The Allure Of Teacher Quality
Those following education know that policy focused on “teacher quality” is by far the dominant paradigm for improving schools over the past few years. Some (but not nearly all) components of this all-hands-on-deck effort are perplexing to many teachers, and have generated quite a bit of pushback. No matter one’s opinion of this approach, however, what drives it is the tantalizing allure of variation in teacher quality.
Fueled by the ever-increasing availability of detailed test score datasets linking teachers to students, the research literature on teachers’ test-based effectiveness has grown rapidly, in both size and sophistication. Analysis after analysis finds that, all else being equal, the variation in teachers’ estimated effects on students’ test growth – the difference between the “top” and “bottom” teachers – is very large. In any given year, some teachers’ students make huge progress, others’ very little. Even if part of this estimated variation is attributable to confounding factors, the discrepancies are still larger than most any other measured “input” within the jurisdiction of education policy. The underlying assumption here is that “true” teacher quality varies to a degree that is at least somewhat comparable in magnitude to the spread of the test-based estimates.

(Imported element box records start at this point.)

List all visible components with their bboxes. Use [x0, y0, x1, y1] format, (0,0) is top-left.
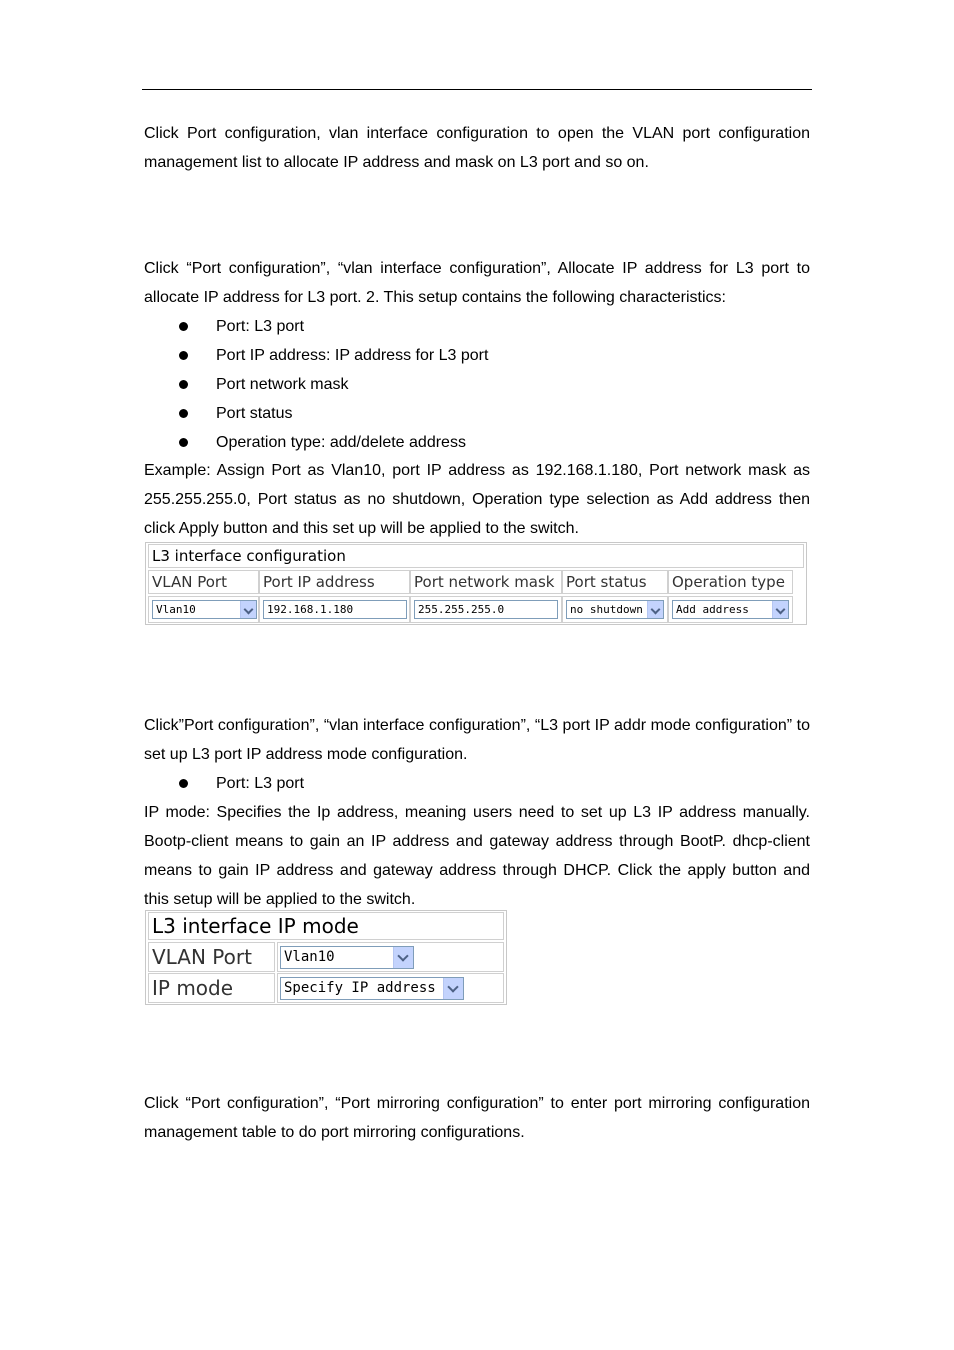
- list-item: Operation type: add/delete address: [144, 428, 810, 457]
- header-port-status: Port status: [562, 570, 668, 594]
- header-rule: [142, 89, 812, 90]
- bullet-icon: [179, 779, 188, 788]
- chevron-down-icon[interactable]: [443, 978, 463, 999]
- vlan-port-value-cell: [277, 942, 504, 972]
- network-mask-cell: [410, 596, 562, 623]
- chevron-down-icon[interactable]: [647, 601, 663, 618]
- operation-type-cell: [668, 596, 793, 623]
- intro-paragraph: Click Port configuration, vlan interface configuration to open the VLAN port configuration management list to allocate IP address and mask on L3 port and so on.: [144, 125, 810, 171]
- ip-address-cell: [259, 596, 410, 623]
- l3-interface-ip-mode-table: [145, 910, 507, 1005]
- ip-mode-select[interactable]: Specify IP address: [280, 977, 464, 1000]
- vlan-port-select[interactable]: Vlan10: [152, 600, 257, 619]
- port-status-cell: [562, 596, 668, 623]
- ip-mode-value-cell: [277, 973, 504, 1003]
- list-item: Port network mask: [144, 370, 810, 399]
- list-item: Port IP address: IP address for L3 port: [144, 341, 810, 370]
- section3-paragraph: Click “Port configuration”, “Port mirroring configuration” to enter port mirroring configuration management table to do port mirroring configurations.: [144, 1095, 810, 1141]
- vlan-port-label: VLAN Port: [148, 942, 275, 972]
- bullet-icon: [179, 380, 188, 389]
- chevron-down-icon[interactable]: [772, 601, 788, 618]
- bullet-icon: [179, 438, 188, 447]
- bullet-icon: [179, 409, 188, 418]
- port-ip-address-input[interactable]: 192.168.1.180: [263, 600, 407, 619]
- ip-mode-description: IP mode: Specifies the Ip address, meaning users need to set up L3 IP address manually. Bootp-client means to gain an IP address and gateway address through BootP. dhcp-client means to gain IP address and gateway address through DHCP. Click the apply button and this setup will be applied to the switch.: [144, 804, 810, 908]
- characteristics-list: [144, 312, 810, 457]
- header-vlan-port: VLAN Port: [148, 570, 259, 594]
- header-port-ip-address: Port IP address: [259, 570, 410, 594]
- chevron-down-icon[interactable]: [240, 601, 256, 618]
- port-network-mask-input[interactable]: 255.255.255.0: [414, 600, 558, 619]
- list-item: Port status: [144, 399, 810, 428]
- table-title: L3 interface configuration: [148, 544, 804, 568]
- chevron-down-icon[interactable]: [393, 947, 413, 968]
- header-operation-type: Operation type: [668, 570, 793, 594]
- port-status-select[interactable]: no shutdown: [566, 600, 664, 619]
- bullet-icon: [179, 322, 188, 331]
- table-title: L3 interface IP mode: [148, 912, 504, 940]
- operation-type-select[interactable]: Add address: [672, 600, 789, 619]
- section1-paragraph: Click “Port configuration”, “vlan interface configuration”, Allocate IP address for L3 port to allocate IP address for L3 port. 2. This setup contains the following characteristics:: [144, 260, 810, 306]
- example-paragraph: Example: Assign Port as Vlan10, port IP address as 192.168.1.180, Port network mask as 255.255.255.0, Port status as no shutdown, Operation type selection as Add address then click Apply button and this set up will be applied to the switch.: [144, 462, 810, 537]
- section2-paragraph: Click”Port configuration”, “vlan interface configuration”, “L3 port IP addr mode configuration” to set up L3 port IP address mode configuration.: [144, 717, 810, 763]
- list-item: Port: L3 port: [144, 312, 810, 341]
- port-list: [144, 769, 810, 798]
- l3-interface-config-table: [145, 542, 807, 625]
- vlan-port-select[interactable]: Vlan10: [280, 946, 414, 969]
- vlan-port-cell: [148, 596, 259, 623]
- header-port-network-mask: Port network mask: [410, 570, 562, 594]
- ip-mode-label: IP mode: [148, 973, 275, 1003]
- list-item: Port: L3 port: [144, 769, 810, 798]
- bullet-icon: [179, 351, 188, 360]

Perhaps that’s the case, but it does not, by itself, help much. The key question is whether and how we can measure teacher performance at the individual level and, more importantly, influence the distribution – that is, to raise the ceiling, the middle and/or the floor. The variation hangs out there like a drug to which we’re addicted, but haven’t really figured out how to administer. If there was some way to harness it efficiently, the potential benefits could be considerable. The focus of current education policy is in large part an effort to do anything and everything to try and figure this out. And, as might be expected given the enormity of the task, progress has been slow.
The most oft-discussed form of this effort is designing new evaluation systems, which represents an attempt to measure “true” teacher quality in a valid, reliable manner. If one can measure teacher performance, then one is, of course, in a much better position to try to improve it.
The seductive variation in teacher performance, coupled with the inadequacy of current evaluation systems in many places, has compelled some (but not all) states and districts to rush ahead with this process without field testing, and to begin using their new evaluations in high-stakes decisions, including termination. There is, as yet, little indication as to whether these new systems (and, more importantly, how the results are used) will improve outcomes. There are plenty of strong opinions either way.
But evaluations and the decisions to which the results will be tied are really only one front in this all-out campaign, even if they are the element that gets the most attention. The assumed variation in teacher “quality” is arguably the primary motivation for any number of additional efforts, including but not limited to:
- Measuring the efficacy of teacher training programs, and holding them accountable for it;
- Altering compensation structures to attract/retain more qualified candidates;
- Videotaping lessons to see if there are practices common among more effective teachers;
- Expanding alternative certification routes;
- Experimenting with systems for collecting and distributing student data to inform instruction;
- Weakening of teacher job protections;
- Stepping up processes to screen applicants to open teaching positions;
- Limiting teacher sick days;
- Changing teacher layoff criteria;
- Trying programs for new teachers, such as mentoring and induction;
Some of these projects have been around a long time, others are relatively new. Some have broad support while others can be rather controversial.
But they all share a common foundational purpose – to try anything to harness some portion of the variation in teacher quality, which appears so large that even small improvements, though very difficult to bring about, might yield substantial benefits.
These interventions have thus far failed to garner much evidence (in some cases because the policies are relatively new). No doubt there will be successes and failures, though we’ll never know unless we evaluate these programs. The reasonable expectation is that even a set of well-designed and implemented policies (which is no guarantee) would produce small, gradual improvements in the distribution of teacher quality over a period of years and decades.
In the meantime, the allure persists, unwavering.